Bypassing Import EU’s Tariffs

Combined with a similar facility that BYD company is already building in Hungary, the recent announcement adds momentum to BYD’s ambitions to become a key player in the European market and localise production to avoid import tariffs. 

Both the European Union (EU) and Turkey, which are part of the EU’s Customs Union, introduced steep tariffs on the imports of Chinese EVs in June this year.

In March, Turkiye announced an additional 40% import tariff on electric vehicles imports from China. On June 8, the measure was expanded to any car import from China to increase and protect the falling share of domestic production in the domestic market, taking into account the developments of the foreign trade balance and its current account deficit targets, and also to encourage domestic investment and production.

“Our approach wants to make sure that companies are manufacturing new energy vehicles in Turkiye.

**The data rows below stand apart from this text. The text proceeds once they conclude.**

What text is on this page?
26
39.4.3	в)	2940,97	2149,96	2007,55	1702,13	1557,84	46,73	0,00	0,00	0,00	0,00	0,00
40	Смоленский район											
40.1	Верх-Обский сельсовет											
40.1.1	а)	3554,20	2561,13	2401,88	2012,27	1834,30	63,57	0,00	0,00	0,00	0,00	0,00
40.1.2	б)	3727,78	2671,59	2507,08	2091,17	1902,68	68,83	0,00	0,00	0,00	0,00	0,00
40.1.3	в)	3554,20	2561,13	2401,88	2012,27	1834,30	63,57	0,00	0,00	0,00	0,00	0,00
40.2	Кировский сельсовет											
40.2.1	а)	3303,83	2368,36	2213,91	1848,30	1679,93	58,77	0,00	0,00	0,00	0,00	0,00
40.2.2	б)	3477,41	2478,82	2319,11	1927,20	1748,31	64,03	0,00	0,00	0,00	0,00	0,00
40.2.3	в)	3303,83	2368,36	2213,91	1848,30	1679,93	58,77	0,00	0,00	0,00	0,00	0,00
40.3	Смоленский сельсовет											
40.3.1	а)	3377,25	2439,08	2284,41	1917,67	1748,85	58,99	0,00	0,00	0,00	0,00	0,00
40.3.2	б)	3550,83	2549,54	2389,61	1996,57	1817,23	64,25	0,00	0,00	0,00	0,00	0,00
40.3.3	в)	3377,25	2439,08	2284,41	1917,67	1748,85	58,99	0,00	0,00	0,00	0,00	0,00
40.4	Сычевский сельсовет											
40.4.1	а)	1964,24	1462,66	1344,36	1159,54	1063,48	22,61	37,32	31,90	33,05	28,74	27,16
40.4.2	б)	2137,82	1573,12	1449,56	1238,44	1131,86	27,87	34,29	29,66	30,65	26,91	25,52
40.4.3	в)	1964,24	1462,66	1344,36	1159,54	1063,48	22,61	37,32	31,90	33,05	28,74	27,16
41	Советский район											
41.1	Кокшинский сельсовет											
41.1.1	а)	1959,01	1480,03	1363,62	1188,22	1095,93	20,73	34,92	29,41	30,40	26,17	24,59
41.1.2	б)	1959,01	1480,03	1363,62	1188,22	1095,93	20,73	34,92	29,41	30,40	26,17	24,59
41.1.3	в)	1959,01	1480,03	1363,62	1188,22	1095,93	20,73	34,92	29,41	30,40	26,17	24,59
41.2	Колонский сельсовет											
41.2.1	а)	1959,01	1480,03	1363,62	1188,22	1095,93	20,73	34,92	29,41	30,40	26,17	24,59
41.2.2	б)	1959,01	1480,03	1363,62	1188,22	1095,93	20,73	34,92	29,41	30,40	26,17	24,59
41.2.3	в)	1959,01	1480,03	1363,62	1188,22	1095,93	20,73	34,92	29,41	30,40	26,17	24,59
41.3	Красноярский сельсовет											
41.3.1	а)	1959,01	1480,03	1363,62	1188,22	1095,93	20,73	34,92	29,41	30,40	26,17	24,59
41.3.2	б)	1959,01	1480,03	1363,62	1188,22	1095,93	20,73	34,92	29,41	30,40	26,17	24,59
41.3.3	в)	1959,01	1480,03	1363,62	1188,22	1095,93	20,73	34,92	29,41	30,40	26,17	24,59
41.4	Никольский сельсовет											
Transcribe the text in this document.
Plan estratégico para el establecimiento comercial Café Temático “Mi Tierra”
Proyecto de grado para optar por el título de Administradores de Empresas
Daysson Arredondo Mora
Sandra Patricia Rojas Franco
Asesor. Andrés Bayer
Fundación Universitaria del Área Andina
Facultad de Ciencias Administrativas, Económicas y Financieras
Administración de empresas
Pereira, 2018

Tariffs are part of this effort. The idea is to protect the automotive ecosystem in Turkey, including customers, and encourage manufacturers to produce in the country,” Daglıoglu explained.

On June 12, the European Commission introduced its own additional provisional tariffs of up to 38.1% — which apply on top of the existing 10% tariff — on the import of Chinese vehicles, as it concluded that the value chain in China benefits from unfair subsidisation, which is causing a threat of economic injury to EU battery EV producers. As regards BYD specifically, the company was given an extra 17.4% tariff.

Speedy Working Motors, a subsidiary of China’s Brilliance Auto Group, also submitted a proposal to the Turkish government earlier to build a plant in the country able to produce 50,000 vehicles per year, the fDi report said.